La nouvelle scène historique

Nicolas Langelier
Publié le :
Intro

La nouvelle scène historique

Alors que les frontières se referment et que grandissent la peur de l’autre et le désir de nous retrouver «entre nous», quel espoir y a-t-il pour l’entraide dont nous avons si cruellement besoin, en ce moment critique?

— Ah! monsieur de Champlain, je voudrais bien que nous pussions voir le Canada dans deux ou trois cents ans!

— Eh! qu’y verrions-nous? demanda le marin ému et souriant.

— Ce que nous y verrions? dit lentement le missionnaire. La Croix partout adorée, la forêt transformée en villes florissantes, en campagnes prospères, et, dans ce beau grand pays neuf, un peuple jeune, parlant la vieille langue française.

Laure Conan, «Silhouettes canadiennes»

La tradition de toutes les générations défuntes est un cauchemar qui pèse sur le cerveau des vivants. Même au moment précis où ils paraissent s’employer à se transformer eux-mêmes, à bouleverser les choses, à créer ce qui n’a jamais existé encore, précisément à ces époques de crise révolutionnaire, inquiets, ils évoquent en leur faveur les esprits du passé, leur empruntent leur nom, leur cri de guerre, leur costume pour jouer sous ce déguisement d’une antiquité respectable et dans cette langue empruntée une nouvelle scène historique.

Karl Marx, «Le 18 brumaire de Louis Bonaparte»

C’est ce que nous faisons, c’est ce que nous avons toujours fait: accorder notre confiance aux gens qui nous ressemblent. Ceux que nous comprenons et qui nous comprennent. Ceux avec qui nous partageons une langue, une religion, un lointain et possiblement imaginaire ancêtre commun, une équipe sportive préférée.

C’est à ces gens-là que nous pouvons accorder notre confiance, alors que le monde est parsemé de dangers et qu’il est nécessaire de se protéger, de se serrer les coudes, de hisser le pont-levis; se réfugier dans la sécurité relative du hameau ou de la ville fortifiée ou de la nation ethniquement homogène, culturellement cohérente. Nous avons nos codes, nos non-dits instantanément compris, nos souvenirs partagés, juste à nous.

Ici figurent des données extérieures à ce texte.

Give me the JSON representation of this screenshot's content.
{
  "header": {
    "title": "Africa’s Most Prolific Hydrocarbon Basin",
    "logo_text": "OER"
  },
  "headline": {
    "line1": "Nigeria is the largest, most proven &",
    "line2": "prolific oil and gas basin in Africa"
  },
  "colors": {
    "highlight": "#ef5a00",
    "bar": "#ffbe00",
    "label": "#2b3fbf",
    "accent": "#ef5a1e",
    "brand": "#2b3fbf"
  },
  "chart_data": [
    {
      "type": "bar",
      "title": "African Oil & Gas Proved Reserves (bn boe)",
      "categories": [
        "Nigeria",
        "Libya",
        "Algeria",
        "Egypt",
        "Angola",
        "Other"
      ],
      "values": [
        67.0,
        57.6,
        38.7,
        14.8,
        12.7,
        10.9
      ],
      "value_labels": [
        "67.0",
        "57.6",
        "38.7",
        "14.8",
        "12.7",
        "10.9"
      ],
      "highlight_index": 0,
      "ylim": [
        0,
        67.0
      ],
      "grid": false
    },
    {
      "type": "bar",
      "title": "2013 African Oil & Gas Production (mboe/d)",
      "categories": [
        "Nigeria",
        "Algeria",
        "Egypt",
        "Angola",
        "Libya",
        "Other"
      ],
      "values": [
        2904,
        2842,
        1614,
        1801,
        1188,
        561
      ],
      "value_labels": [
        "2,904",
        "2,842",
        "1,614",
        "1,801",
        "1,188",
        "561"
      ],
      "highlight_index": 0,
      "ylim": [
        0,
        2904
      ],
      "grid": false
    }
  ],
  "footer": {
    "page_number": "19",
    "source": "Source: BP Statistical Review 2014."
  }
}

En face de nous, il y a et il y a toujours eu l’autre. Ses allures étranges, ses chansons étranges, ses coutumes qui dépassent l’entendement. L’autre, porteur de menaces et sans doute de maladies, transmetteur d’idées dangereuses et de morale corruptrice.

L’autre, aussi, a toujours été un écran sur lequel il est aisé de projeter notre sentiment de supériorité. L’autre est peut-être moins intelligent, ou cultivé, ou bien membré. Il est peut-être plus paresseux, ou désorganisé, ou malodorant. L’autre est le baromètre de notre spécificité; sans lui, nous avons moins de raisons d’être nous.